Die Versammlung der Deutschen in der Musikakademie zu New-York hatte einen glänzenden Erfolg. Sie trug viel dazu bei, die Deutschen nicht blos in New-York, sondern auch in allen übrigen Staaten der Union über den wirklichen Stand der politischen Streitfragen aufzuklären und festzustellen, daß mit sehr wenigen Ausnahmen alle diejenigen Deutschen, welche in Europa Absolutismus und Junkerthum bekämpft hatten, den Sclavenhaltern Amerikas in geschlossenen Reihen gegenüberstanden.
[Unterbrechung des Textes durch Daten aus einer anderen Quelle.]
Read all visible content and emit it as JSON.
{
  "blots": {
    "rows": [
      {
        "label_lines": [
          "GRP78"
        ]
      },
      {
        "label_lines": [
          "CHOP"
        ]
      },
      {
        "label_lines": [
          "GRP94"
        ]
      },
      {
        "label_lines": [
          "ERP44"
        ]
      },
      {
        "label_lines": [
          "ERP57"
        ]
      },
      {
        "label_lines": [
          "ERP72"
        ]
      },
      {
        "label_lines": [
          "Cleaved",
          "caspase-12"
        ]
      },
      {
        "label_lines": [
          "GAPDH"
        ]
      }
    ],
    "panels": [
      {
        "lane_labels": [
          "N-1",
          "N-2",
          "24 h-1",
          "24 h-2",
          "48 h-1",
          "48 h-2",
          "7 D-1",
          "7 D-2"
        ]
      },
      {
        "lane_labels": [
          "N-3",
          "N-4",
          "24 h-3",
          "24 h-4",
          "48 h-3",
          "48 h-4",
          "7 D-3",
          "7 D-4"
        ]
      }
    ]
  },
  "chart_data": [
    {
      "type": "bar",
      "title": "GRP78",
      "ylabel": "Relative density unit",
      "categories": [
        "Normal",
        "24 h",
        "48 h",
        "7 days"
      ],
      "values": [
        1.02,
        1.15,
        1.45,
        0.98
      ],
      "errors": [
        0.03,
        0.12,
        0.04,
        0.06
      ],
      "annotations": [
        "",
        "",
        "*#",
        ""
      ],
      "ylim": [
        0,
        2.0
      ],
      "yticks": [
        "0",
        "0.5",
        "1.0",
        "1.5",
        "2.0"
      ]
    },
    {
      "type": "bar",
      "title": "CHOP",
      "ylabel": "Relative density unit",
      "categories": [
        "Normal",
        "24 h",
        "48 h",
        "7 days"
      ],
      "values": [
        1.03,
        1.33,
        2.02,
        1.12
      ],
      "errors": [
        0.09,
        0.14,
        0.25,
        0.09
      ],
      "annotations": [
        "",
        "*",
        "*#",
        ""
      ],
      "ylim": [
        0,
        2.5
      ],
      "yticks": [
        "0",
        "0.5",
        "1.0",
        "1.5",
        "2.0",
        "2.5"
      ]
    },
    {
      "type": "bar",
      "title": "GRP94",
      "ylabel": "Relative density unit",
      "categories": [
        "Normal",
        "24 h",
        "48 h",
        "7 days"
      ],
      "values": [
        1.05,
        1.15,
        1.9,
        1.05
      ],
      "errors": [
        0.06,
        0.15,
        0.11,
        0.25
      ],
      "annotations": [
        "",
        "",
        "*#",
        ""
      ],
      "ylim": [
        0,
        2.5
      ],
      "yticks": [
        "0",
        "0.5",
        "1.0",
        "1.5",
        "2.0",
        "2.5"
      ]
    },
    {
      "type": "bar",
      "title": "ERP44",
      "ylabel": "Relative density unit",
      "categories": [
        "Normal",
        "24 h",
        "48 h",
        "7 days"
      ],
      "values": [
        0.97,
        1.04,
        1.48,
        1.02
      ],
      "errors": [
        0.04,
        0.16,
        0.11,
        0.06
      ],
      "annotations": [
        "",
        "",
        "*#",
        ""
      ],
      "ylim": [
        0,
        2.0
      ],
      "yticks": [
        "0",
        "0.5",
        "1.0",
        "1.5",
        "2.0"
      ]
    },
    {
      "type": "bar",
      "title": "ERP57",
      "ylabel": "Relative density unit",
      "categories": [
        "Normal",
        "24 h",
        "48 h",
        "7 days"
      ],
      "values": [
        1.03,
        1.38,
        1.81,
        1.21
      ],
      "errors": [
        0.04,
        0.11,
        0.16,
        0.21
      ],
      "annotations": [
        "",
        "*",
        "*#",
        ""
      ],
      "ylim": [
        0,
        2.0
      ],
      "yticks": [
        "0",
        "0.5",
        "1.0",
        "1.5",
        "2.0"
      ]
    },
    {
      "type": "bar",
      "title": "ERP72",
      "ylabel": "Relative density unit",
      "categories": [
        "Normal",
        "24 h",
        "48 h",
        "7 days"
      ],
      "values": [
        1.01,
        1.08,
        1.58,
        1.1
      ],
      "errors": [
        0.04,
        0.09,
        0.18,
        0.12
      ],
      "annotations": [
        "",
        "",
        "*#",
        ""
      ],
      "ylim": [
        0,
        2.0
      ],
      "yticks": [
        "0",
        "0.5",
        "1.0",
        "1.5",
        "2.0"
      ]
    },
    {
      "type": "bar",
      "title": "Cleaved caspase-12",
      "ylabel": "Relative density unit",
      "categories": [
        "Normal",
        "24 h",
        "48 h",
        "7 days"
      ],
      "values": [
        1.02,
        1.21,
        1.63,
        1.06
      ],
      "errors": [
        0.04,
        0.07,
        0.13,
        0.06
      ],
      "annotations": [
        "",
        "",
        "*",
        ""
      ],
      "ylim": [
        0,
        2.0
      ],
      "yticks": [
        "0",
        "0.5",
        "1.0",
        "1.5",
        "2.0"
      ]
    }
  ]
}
Während Hecker auf seiner Rundreise durch die Vereinigten Staaten begriffen war, empfing er die Nachricht, daß sein Wohnhaus, in welchem er seine Familie zurückgelassen hatte, ein Raub der Flammen geworden sei. Das hielt ihn aber nicht ab, seine Reise fortzusetzen. Von New-York begab er sich nach Philadelphia, woselbst er wiederum viel dazu beitrug, die Deutschen um das Banner der Freiheit zu schaaren und zum Kampfe gegen die Sclaverei und deren Förderer zu ermuthigen. So schwer der Schlag auch war, welcher alle Männer der Freiheit durch die Wahl Buchanan’s traf, so wurde diese doch unweigerlich anerkannt. Buchanan ergriff zur bestimmten Zeit das Steuerruder der Union, führte dasselbe aber nicht zum Besten der Freiheit, sondern im Interesse der Sclaverei. Der Norden, weit entfernt sich dadurch entmuthigen zu lassen, setzte den südlichen Sclavenhaltern und den mit diesen verbündeten Regierungsbeamten einen um desto kräftigeren Widerstand entgegen. An den Wahlen des Jahres 1860 nahm Friedrich Hecker wiederum zu Gunsten der Freiheit Theil. Dieses Mal trug Abraham Lincoln, der Candidat der Freiheitlichen, der sogenannten republikanischen Partei, den Sieg davon. Der Süden folgte nicht dem Beispiele, das ihm der Norden vier Jahre früher gegeben hatte. Weit entfernt, die verfassungsmäßige Wahl Abraham Lincoln’s anzuerkennen, griff er zu den Waffen. So entzündete sich jener furchtbare Bürgerkrieg, welcher, ungeachtet aller Fortschritte der nördlichen Waffen, doch zur Zeit (Anfangs 1865) noch nicht vollständig beendigt werden konnte.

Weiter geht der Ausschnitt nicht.